MV: It is somewhere in the low 90 percent area at the power stage, and the efficiency doesn’t vary much with the number of cells you put in the stack. With the flyback architecture, we sized the transformer to not run at duty cycle extremes.
If you look at Figure 2, here we’re comparing another active balancing architecture with 80 percent efficiency. Our solution, at around 90 percent, may sound like a small improvement if you look only at efficiency. If you look at it in terms of loss – meaning how much heat is generated around the batteries in order to shuttle charge around – now comparing 80 and 90 is really comparing a 20 percent heat generation to 10 percent heat generation. The architecture we chose essentially doubles the amount of current that you can balance cells with. So, the net result of this is that you get less heat and faster balancing.
Passive balancing is not even shown on this curve because essentially the efficiency is zero percent. You’re not moving any charge to a cell that could use it; you’re just burning it up as heat.
What’s also important is not just how efficiently you move the charge but how efficient the algorithm is. Because a portion of the charge that is being redistributed is coming from the low-SOC cell itself, a part of the overall efficiency is algorithm-dependent. We think this architecture is much friendlier in that regard as well, because we can reach across a lot of cells when we’re sharing charge.
Why did you choose a solution that balances locally instead of across the whole pack?
MV: Take for example a stack of 100 cells, which would have a 400 V common mode difference between the top cell and the bottom cell. Any architecture that would attempt to move charge from the bottom to the top would need components that could hold off 400 V. It’s just not practical. It makes far more sense to locally redistribute that charge to a subgroup of cells, like a module of 10 or 12 cells, for example. You can address the problem cells much more efficiently that way.
To take charge off just the highest cell and move it to the lowest cell would require a switch network that basically connects every cell to every other cell. If you had a stack that was 50 or 100 cells high, that would be very cost-prohibitive and basically an unworkable number of switches. It’s not practical or necessary to be able to move charge from one cell in a group of 100 to any other one cell. We need two switches per cell and can distribute charge over a large group, so we believe this architecture is very advantageous.
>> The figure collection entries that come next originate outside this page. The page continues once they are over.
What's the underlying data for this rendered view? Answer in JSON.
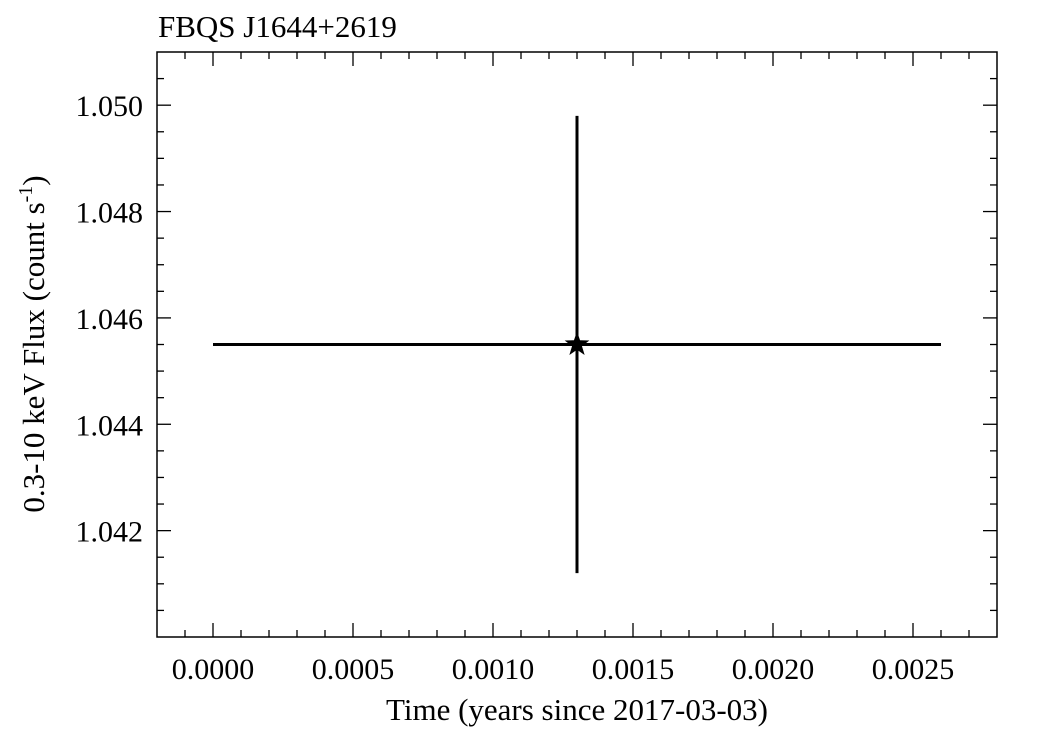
{
  "chart_data": {
    "type": "scatter",
    "title": "FBQS J1644+2619",
    "xlabel": "Time (years since 2017-03-03)",
    "ylabel_main": "0.3-10 keV Flux (count s",
    "ylabel_sup": "-1",
    "ylabel_close": ")",
    "xlim": [
      -0.0002,
      0.0028
    ],
    "ylim": [
      1.04,
      1.051
    ],
    "xticks": [
      "0.0000",
      "0.0005",
      "0.0010",
      "0.0015",
      "0.0020",
      "0.0025"
    ],
    "xtick_values": [
      0.0,
      0.0005,
      0.001,
      0.0015,
      0.002,
      0.0025
    ],
    "xminor_step": 0.0001,
    "yticks": [
      "1.042",
      "1.044",
      "1.046",
      "1.048",
      "1.050"
    ],
    "ytick_values": [
      1.042,
      1.044,
      1.046,
      1.048,
      1.05
    ],
    "yminor_step": 0.0005,
    "grid": false,
    "marker": "star",
    "points": [
      {
        "x": 0.0013,
        "y": 1.0455,
        "xerr": 0.0013,
        "yerr": 0.0043
      }
    ]
  }
}
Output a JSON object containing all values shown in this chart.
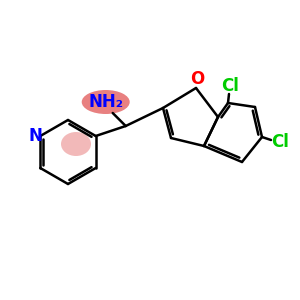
{
  "title": "",
  "background_color": "#ffffff",
  "bond_color": "#000000",
  "atom_colors": {
    "N_pyridine": "#0000ff",
    "O": "#ff0000",
    "Cl": "#00cc00",
    "NH2": "#0000ff",
    "NH2_bg": "#e88080"
  },
  "figsize": [
    3.0,
    3.0
  ],
  "dpi": 100
}
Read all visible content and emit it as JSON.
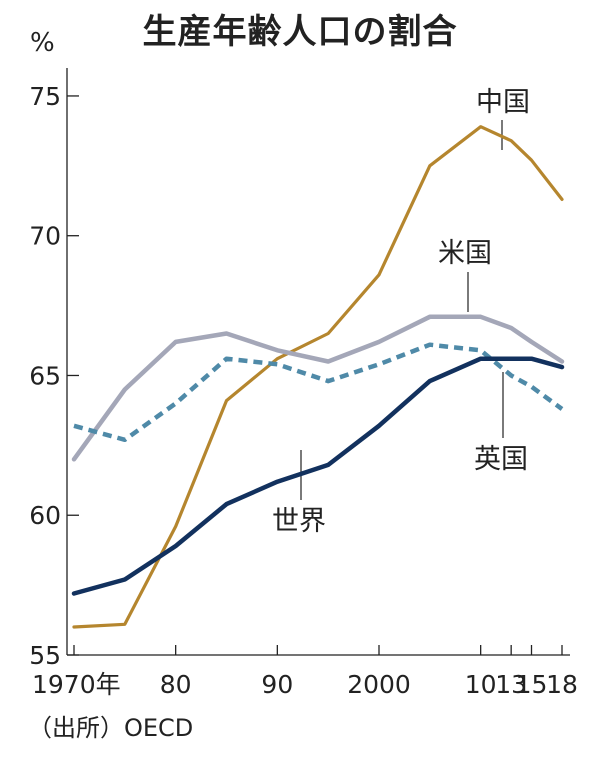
{
  "title": "生産年齢人口の割合",
  "unit": "%",
  "source": "（出所）OECD",
  "chart_data": {
    "type": "line",
    "title": "生産年齢人口の割合",
    "ylabel": "%",
    "xlabel": "",
    "x": [
      1970,
      1975,
      1980,
      1985,
      1990,
      1995,
      2000,
      2005,
      2010,
      2013,
      2015,
      2018
    ],
    "x_ticks": [
      1970,
      1980,
      1990,
      2000,
      2010,
      2013,
      2015,
      2018
    ],
    "x_tick_labels": [
      "1970年",
      "80",
      "90",
      "2000",
      "10",
      "13",
      "15",
      "18"
    ],
    "ylim": [
      55,
      76
    ],
    "y_ticks": [
      55,
      60,
      65,
      70,
      75
    ],
    "y_tick_labels": [
      "55",
      "60",
      "65",
      "70",
      "75"
    ],
    "grid": false,
    "legend": "inline labels",
    "series": [
      {
        "name": "中国",
        "color": "#b5862e",
        "dash": "solid",
        "values": [
          56.0,
          56.1,
          59.6,
          64.1,
          65.6,
          66.5,
          68.6,
          72.5,
          73.9,
          73.4,
          72.7,
          71.3
        ]
      },
      {
        "name": "米国",
        "color": "#a4a7b8",
        "dash": "solid",
        "values": [
          62.0,
          64.5,
          66.2,
          66.5,
          65.9,
          65.5,
          66.2,
          67.1,
          67.1,
          66.7,
          66.2,
          65.5
        ]
      },
      {
        "name": "英国",
        "color": "#4f8aa8",
        "dash": "dashed",
        "values": [
          63.2,
          62.7,
          64.0,
          65.6,
          65.4,
          64.8,
          65.4,
          66.1,
          65.9,
          65.0,
          64.6,
          63.8
        ]
      },
      {
        "name": "世界",
        "color": "#12315e",
        "dash": "solid",
        "values": [
          57.2,
          57.7,
          58.9,
          60.4,
          61.2,
          61.8,
          63.2,
          64.8,
          65.6,
          65.6,
          65.6,
          65.3
        ]
      }
    ]
  }
}
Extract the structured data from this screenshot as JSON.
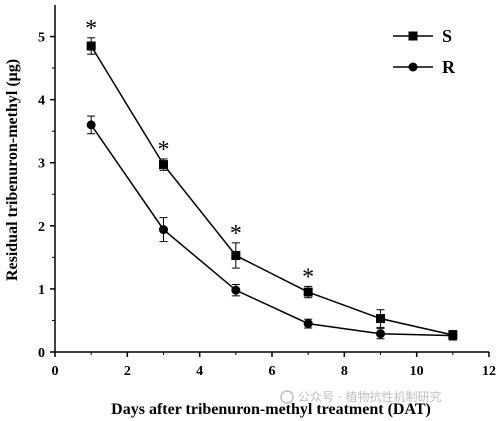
{
  "chart_data": {
    "type": "line",
    "xlabel": "Days after tribenuron-methyl treatment (DAT)",
    "ylabel": "Residual tribenuron-methyl (μg)",
    "xlim": [
      0,
      12
    ],
    "ylim": [
      0,
      5.5
    ],
    "x_ticks": [
      "0",
      "2",
      "4",
      "6",
      "8",
      "10",
      "12"
    ],
    "y_ticks": [
      "0",
      "1",
      "2",
      "3",
      "4",
      "5"
    ],
    "grid": false,
    "legend_position": "top-right",
    "series": [
      {
        "name": "S",
        "marker": "square",
        "x": [
          1,
          3,
          5,
          7,
          9,
          11
        ],
        "y": [
          4.85,
          2.97,
          1.53,
          0.95,
          0.53,
          0.27
        ],
        "error": [
          0.13,
          0.09,
          0.2,
          0.09,
          0.14,
          0.07
        ]
      },
      {
        "name": "R",
        "marker": "circle",
        "x": [
          1,
          3,
          5,
          7,
          9,
          11
        ],
        "y": [
          3.6,
          1.94,
          0.98,
          0.45,
          0.29,
          0.26
        ],
        "error": [
          0.14,
          0.19,
          0.09,
          0.07,
          0.08,
          0.07
        ]
      }
    ],
    "annotations": [
      {
        "text": "*",
        "x": 1
      },
      {
        "text": "*",
        "x": 3
      },
      {
        "text": "*",
        "x": 5
      },
      {
        "text": "*",
        "x": 7
      }
    ]
  },
  "watermark": {
    "text": "公众号 · 植物抗性机制研究"
  },
  "colors": {
    "line": "#000000",
    "background": "#ffffff",
    "watermark": "#b8b8b8"
  }
}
When does the cell balancing occur – during charging, discharging, and/or at rest?
MV: It can happen during load or during charging of the stack, it doesn’t matter. That being said, for the chip that is monitoring the voltage of the cells, and possibly the temperature, sometimes it may be beneficial during that measurement to pause activity of the stack and take a quieter voltage reading. That’s not required, but people tend to do it. When balancing at very high currents, pushing 5 amps back and forth between different cells, you might want to halt that for a brief period to take a voltage reading, recalculate the state of charge, and then resume balancing. When people are moving that much current around in a system they like to get constant updates on what the cells are doing, so that if anything is wrong it can be addressed quickly.
How soon can we expect to see the first systems on the road?
MV: This chip was officially released on March 5, and there will be a learning curve for people to understand how this part works. I think people are starting to believe that they need active balancing, because they’re seeing how they’re limited with passive or no balancing at all. So, now they’re trying to understand the cost and what the actual benefits are.
If it’s an automotive application, the cycle to get something designed in is longer, usually years, not quarters. Small applications I think will be sooner. We’ve been working with all the major players in terms of providing sample parts and demo boards. But all I can say really is that the part is now on the market and available for sale.